En outre, il appartient aux oulémas africains chargés d’émettre des fatwas de développer plus de compétences et d’engager des échanges notamment autour de la jurisprudence de la réalité (fiqh al waqi’). Ils sont aussi tenus de consigner les résultats de leurs recherches sur les différents supports électroniques disponibles, dans l’intérêt bien compris de tous et pour une meilleure mise à niveau des auteurs de fatwas, a-t-il recommandé.
« Pour une pratique réussie de la fatwa, il est fait appel à des experts relevant de disciplines autres que les sciences de la Charia: un usage consacré, du reste, dans l’histoire du fiqh et de la fatwa dans notre pays », a encore souligné le Souverain chérifien.
Il a, à cet égard, exhorté les Oulémas à s’inscrire dans une « bonne dynamique d’interaction vertueuse lors de vos délibérations autour du thème du colloque. Ce faisant, vous devez déployer des trésors d’inventivité et échanger vos expériences respectives, de manière à ce que in fine, chaque communauté d’oulémas, dans un pays donné, puisse tirer pleinement profit du savoir dont dispose l’ensemble des ouléma d’Afrique engagés dans cette initiative, les ouléma de chaque pays se réservant le droit de respecter leurs propres spécificités ».
Le Souverain tient également à préciser « que votre initiative visant à cerner le champ conceptuel de la Fatwa ne saurait aboutir pleinement que si les Alimates (érudits femmes) sont impliquées dans tous les volets de cette entreprise. Car dans notre religion, la femme et l’homme sont égaux pour ce qui a trait aux prescriptions. En la matière, la Oumma islamiquea un bel exemple à suivre en la personne de l’illustre mère des croyants, Aicha, que Dieu l’agrée, qui a transmis aux musulmans un pan entier des normes religieuses qui encadrent aujourd’hui leur vie ».

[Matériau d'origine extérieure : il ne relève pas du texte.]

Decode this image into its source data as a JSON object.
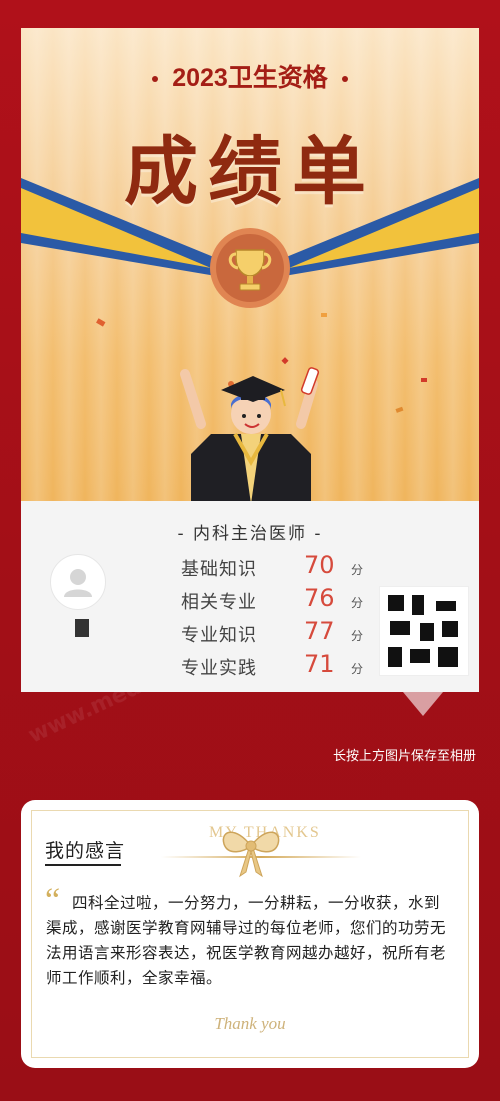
{
  "certificate": {
    "year_title": "2023卫生资格",
    "main_title": "成绩单",
    "subject": "- 内科主治医师 -",
    "scores": [
      {
        "name": "基础知识",
        "score": "70",
        "unit": "分"
      },
      {
        "name": "相关专业",
        "score": "76",
        "unit": "分"
      },
      {
        "name": "专业知识",
        "score": "77",
        "unit": "分"
      },
      {
        "name": "专业实践",
        "score": "71",
        "unit": "分"
      }
    ]
  },
  "save_hint": "长按上方图片保存至相册",
  "thoughts": {
    "title": "我的感言",
    "decor_label": "MY THANKS",
    "quote_glyph": "“",
    "text": "四科全过啦，一分努力，一分耕耘，一分收获，水到渠成，感谢医学教育网辅导过的每位老师，您们的功劳无法用语言来形容表达，祝医学教育网越办越好，祝所有老师工作顺利，全家幸福。",
    "closing": "Thank you"
  },
  "watermark": "www.med66.com",
  "icons": [
    "trophy-icon",
    "graduate-illustration",
    "avatar-placeholder-icon",
    "qr-code-icon",
    "bow-icon"
  ],
  "colors": {
    "background": "#a30f17",
    "title_red": "#a41e16",
    "score_red": "#d64a3c",
    "gold": "#d3b05d"
  }
}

« Par la tenue de cette conférence, vous vous inscrivez en totale conformité avec le commandement divin qui exhorte à l’entraide dans l’accomplissement des bonnes œuvres. D’ailleurs, nous constatons qu’à notre époque, aucun pays ne peut vivre en sécurité qu’à la faveur d’un voisinage paisible, les ferments de la division ne s’encombrant pas des frontières qu’ils enjambent, à la manière des vents et des tempêtes », a-t-il fait observer.